Istanbul – Im Rennen um die Präsidentschaft in der Türkei hat sich eine Stichwahl abgezeichnet. Bei der Auszählung von rund 89 Prozent der Stimmen lag Präsident Recep Tayyip Erdogan bei rund 49,94 Prozent und damit unter der erforderlichen absoluten Mehrheit von 50 Prozent der Stimmen, wie die staatliche Nachrichtenagentur Anadolu am Sonntagabend berichtete. Oppositionsführer Kemal Kilicdaroglu, gemeinsamer Kandidat eines Sechser-Bündnisses, erreichte demnach 44,3 Prozent.
Der Kandidat eines ultranationalistischen Parteienbündnisses, Sinan Ogan, lag laut Anadolu bei 5,3 Prozent. Muharrem Ince von der Vaterlandspartei hatte seine Kandidatur kurz vor der Wahl zurückgezogen, sein Name stand aber noch auf den Stimmzetteln.

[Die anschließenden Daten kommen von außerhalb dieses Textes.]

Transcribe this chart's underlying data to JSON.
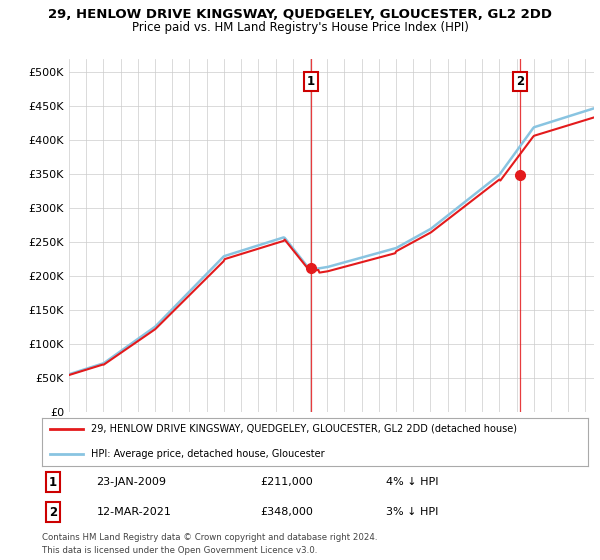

Bekommt keiner der drei Kandidaten mehr als 50 Prozent der Stimmen, geht es für die beiden führenden Bewerber am 28. Mai in eine Stichwahl.
Die Wahl gilt als richtungsweisend und wegen der zu erwartenden innen- und außenpolitischen Auswirkungen als eine der weltweit wichtigsten in diesem Jahr.
Opposition und Regierung stritten über die von der Staatsagentur veröffentlichten Ergebnisse. Die Opposition warf Erdogans islamisch-konservativer Regierungspartei „taktische Manöver“ bei der Stimmauszählung vor. Ihren Angaben zufolge liege Kilicdaroglu knapp vorne, erklärten die Bürgermeister von Istanbul und Ankara bei einer gemeinsamen Pressekonferenz in der Hauptstadt. Die islamisch-konservative AKP Erdogans lege bewusst Einspruch gegen die Ergebnisse in Hochburgen der Opposition ein. Dadurch werde die Auszählung langsamer gemacht, und das Ergebnis falle zunächst zugunsten der Regierung aus. Der Chef der Wahlbehörde Ahmet Yener sagte, es gebe keine Probleme bei der Wahlbehörde.
Der türkische Präsident Recep Tayyip Erdogan bezeichnete die Äußerungen der Opposition während der laufenden Auszählung auf Twitter als „Raub des nationalen Willens“. AKP-Sprecher Ömer Celik wiederum warf der Opposition eine „diktatorische Haltung“ während der Stimmauszählung vor, weil sie Ergebnisse frühzeitig bekannt gebe.
Ertim Orkun, Chef der unabhängigen Wahlbeobachter-Organisation Oy ve Ötesi sagte, es gebe noch Wahlurnen, die ausgezählt würden. Dort gebe es noch kein Abschlussprotokoll. Es gebe auch Einspruch gegen Daten, die schon bei der Wahlbehörde YSK eingegangen seien. „Das verlangsamt naturgemäß die Dateneingabe.“
Die Staatsagentur veröffentlicht in der Regel zunächst die Auszählungsergebnisse in Erdogan-Hochburgen. Die ersten Daten lassen daher noch keine Rückschlüsse auf das Endergebnis zu.
Auch im Parlament deutete sich ein knappes Rennen an. Nach Öffnung von 82,7 Prozent der Wahlboxen hat die Erdogan-Allianz nach Angaben von Anadolu eine knappe Mehrheit von 50,5 Prozent der Stimmen. Das Bündnis um Kilicdaroglu käme demnach nur auf 34,5 Prozent der Stimmen. Selbst mit der Unterstützung der Allianz um die prokurdische HDP (9,5 Prozent) kämen sie nicht auf eine absolute Mehrheit.
Seit der Einführung eines Präsidialsystems vor fünf Jahren hat der 69 Jahre alte Erdogan so viel Macht wie noch nie und kann weitgehend am Parlament vorbei regieren. Kritiker befürchten, dass das Land mit rund 85 Millionen Einwohnern vollends in die Autokratie abgleiten könnte, sollte er erneut gewinnen.